PIDATO Perdana Menteri Malaysia Anwar Ibrahim dalam sebuah forum yang dihelat pengusaha Chairul Tanjung (CT) tidak sekadar memukau tetapi juga berkelas dan bernilai.
Sejumlah elite politik, konglomerat, pengusaha, menteri, mantan pejabat, aktivis dan ratusan profesional yang hadir terlihat antusias. Beberapa di antaranya manggut-manggut dan memberikan tepuk tangan ketika Anwar Ibrahim memberikan penekanan pada suatu masalah dan solusinya.
Begitu juga ketika menyatakan korupsi sebagai budaya dan sangat akut di kalangan bangsa Melayu dan mayoritas Islam. Semakin banyak slogan justru korupsi malah merajalela.
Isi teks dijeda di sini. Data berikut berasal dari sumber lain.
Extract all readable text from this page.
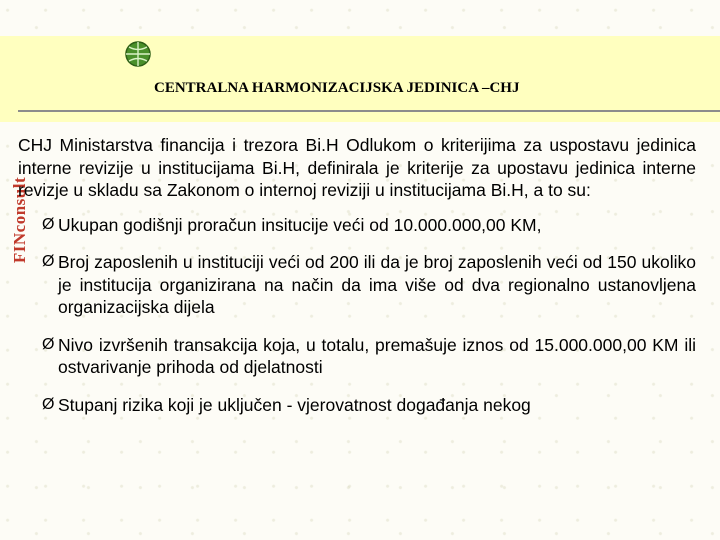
CENTRALNA HARMONIZACIJSKA JEDINICA –CHJ
FINconsult

CHJ Ministarstva financija i trezora Bi.H Odlukom o kriterijima za uspostavu jedinica interne revizije u institucijama Bi.H, definirala je kriterije za upostavu jedinica interne revizje u skladu sa Zakonom o internoj reviziji u institucijama Bi.H, a to su:

Ø Ukupan godišnji proračun insitucije veći od 10.000.000,00 KM,
Ø Broj zaposlenih u instituciji veći od 200 ili da je broj zaposlenih veći od 150 ukoliko je institucija organizirana na način da ima više od dva regionalno ustanovljena organizacijska dijela
Ø Nivo izvršenih transakcija koja, u totalu, premašuje iznos od 15.000.000,00 KM ili ostvarivanje prihoda od djelatnosti
Ø Stupanj rizika koji je uključen - vjerovatnost događanja nekog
Slogan tak berguna!
Saya membayangkan di antara yang hadir ada yang tersinggung atau mungkin tidak semasekali ketika Anwar Ibrahim mengatakan budaya rasuah sangat parah di Malaysia dan juga Indonesia.
Anwar Ibrahim mengakui korupsi itu sistemik dan sangat susah memberantasnya. Sangat berisiko dan itu juga yang mengantar Anwar Ibrahim harus meringkuk di hotel prodeo hampir 10 tahun.
Kalau mereka seorang koruptor (baik yang belum tertangkap dan sudah tertangkap) saya pastikan mereka merasa tersinggung. Namun, tidak mesti mereka mengubah perilakunya seketika.
Namun, dalam hati saya mengucapkan terimakasih kepada Anwar Ibrahim yang telah begitu telak menyindir para elite negeri ini dan para koruptor. Mungkin kalau yang mengkritik orang luar apalagi sekelas perdana menteri akan berdampak dibandingkan oposisi lokal yang hanya dianggap sebagai ‘noise’.
Saya yakin, Anwar Ibrahim sebenarnya dalam posisi menyindir budaya korupsi dan perilaku jahat elite negeri ini. Namun untuk menyamarkannya maka disandingkan dengan perilaku yang sama di Malaysia.
Kunjungan dua hari Anwar Ibrahim di Indonesia tidak semata soal TKI atau perbatasan tetapi juga soal ekonomi. Tentu Malaysia yang diharapkan menanamkan investasinya di Ibu Kota Negara (IKN) akan berhati-hati. Karena itu soal rasuah menjadi pembicaraan yang sangat penting. Investasi di negara korup sangat berisiko!
Pidato Anwar Ibrahim yang lugas, bernas dan tanpa teks menunjukkan kelas sebagai seorang pemimpin dunia. Sangat berkarakter.
Pidato yang tidak teknis ini saya menganggapnya sebagai pidato kebudayaan daripada pidato politik. Pidato yang penuh referensi dunia. Dari nukilan pemikir ekonomi, politik, budayawan, sastrawan, hingga Alquran dan Hadist.
Saya sangat menikmatinya. Saya belum pernah mendengar elite Indonesia termasuk Presiden Jokowi sekalipun pidato sekelas Anwar Ibrahim yang fasih mengutip puisi sastrawan Amerika Serikat T.S. Elliot, pidato kebudayaan ‘Manusia Indonesia’ jurnalis Mochtar Lubis dan menyinggung puisi ‘Aku Malu Jadi Bangsa Indonesia’ karya sastrawan Taufiq Ismail.
Selama ini pidato elite Indonesia hanya berkutat dan bertabur soal ekonomi dan pertumbuhan yang absurd. Sangat teknis dan penuh angka statistik yang rumit. Tidak mencerahkan boro-boro menginspirasi. Dan, Anwar Ibrahim juga tidak percaya sepenuhnya dengan angka statistik terutama soal angka kemiskinan atau pertumbuhan. Seperti di Indonesia angka itu kerap dipolitisasi.
Anwar Ibrahim juga berbicara sangat jernih dan gamblang tentang riuh-rendahnya demokrasi. Demokrasi menurutnya hanya bagian dari ikhtiar untuk menghadirkan kemakmuran dan keadilan. Demokrasi harus bernilai.
Apakah artinya demokrasi dan menang mayoritas bila dilakukan dengan curang dan dalam kenyataannya tidak menghadirkan serta mewujudkan kesejahteraan dan keadilan.
Anwar Ibrahim pun tidak antikapital/penanaman modal dan tidak menihilkan keberadaan konglomerat. Namun, ia menekankan negara atau pemerintah tidak boleh tunduk kepada mereka apalagi diatur-atur. Saat mendengar pernyataan ini kembali saya ucapkan terimakasih.